T: I think that’s pretty important. It’s important for the artist to be able to express themselves the way they want to. Most television is a compromise of about fifty different people who are trying to get their way for a variety of reasons that often don’t have anything to do with the quality of the show. And the people we work with, who do shows for our company I mean. Nathan Fielder, or Eric Andre. They’re all individuals who have a pretty strong vision of what they want to make. Just like Eric and I do. And we were taught when making our shows, that you kind of sink or swim on your own ideas. You gotta give people that freedom to either succeed or fail based on their own ideas.
So you guys have always had that creative freedom with your shows?

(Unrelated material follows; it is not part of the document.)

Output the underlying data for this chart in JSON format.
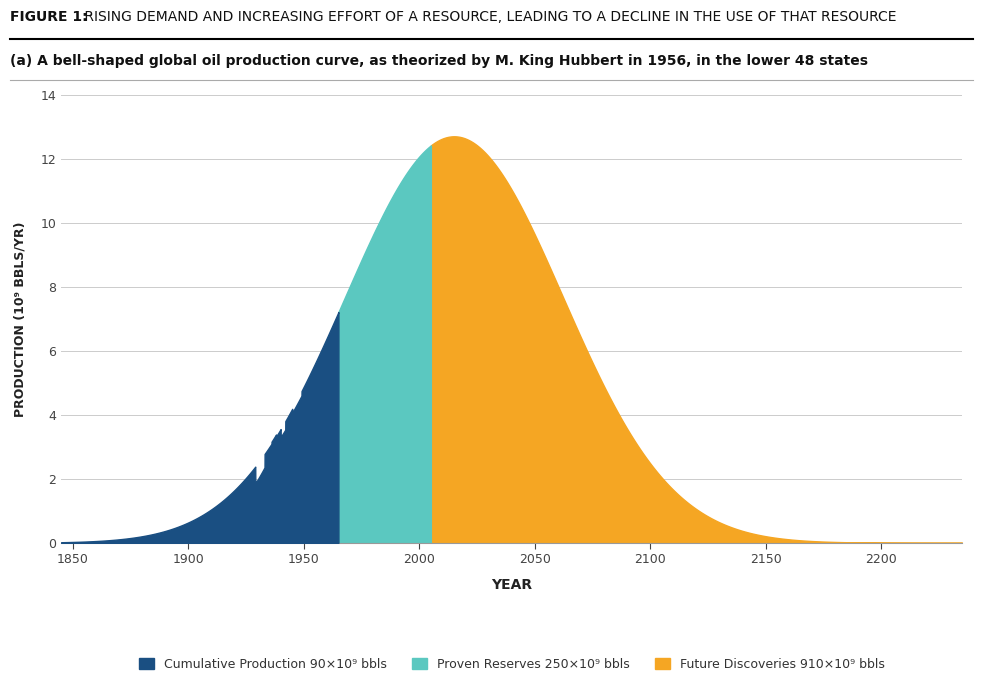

T: Pretty much, yeah. We had some help from Bob Odenkirk right at the beginning. He helped us figure out some very basic structural stuff in terms of how to make a show, and that kind of stuff. But we don’t get a lot of notes. We don’t get a lot of push back on our work.
This year you put out the second “season” of Bedtime Stories which was pretty different. What made you want to move away from the more sketchy stuff you’d previously been doing and into the Bedtime format which is more filmic.
E: We made a couple episodes of Awesome Show! that had a singular theme or a singular story and if was just a different way of telling the tale that we kind of liked. After doing sketch comedy so long where each bit is just thirty seconds to a minute to tell a story. It was just fun for us. I guess I like to challenge ourselves and come up with something that is different. I feel like we have this whole different feeling with Bedtime.
T: We sort of finished Awesome Show! and said, what can we do that’s kind of the opposite of that show? Make something that people are gonna be surprised by and maybe reach a different audience or a bigger audience. But at the same time not compromise and not be stuck with a narrative sitcom with one set of characters. Let’s create a space where each episode can be a different thing. But not 30 different things. Just one different thing.
Did you have any inspirations in going into that form?
T: We talked a lot about The Twilight Zone. And Black Mirror from the U.K. There’s not a lot of TV that does the anthology really well. Those were the main ones. We felt like we could do a version of that with a few more laughs.
Is your process pretty similar when making a live show compared to TV?
E: No. Oh hell no. It’s theatre! It’s rock and roll! It’s up there being live. There’s no edit. You gotta be loud. Especially for a New Zealand crowd.
Do you enjoy it as much as creating the video content?
E: I would say sometimes it’s even better. Because when you make a TV show. You work so hard and so often it just airs and that’s it. Usually you’re not around a whole bunch of people watching it together. But when you do live comedy there’s something kind of magical about everyone being on the same page and in the same room. But it’s a totally different muscle.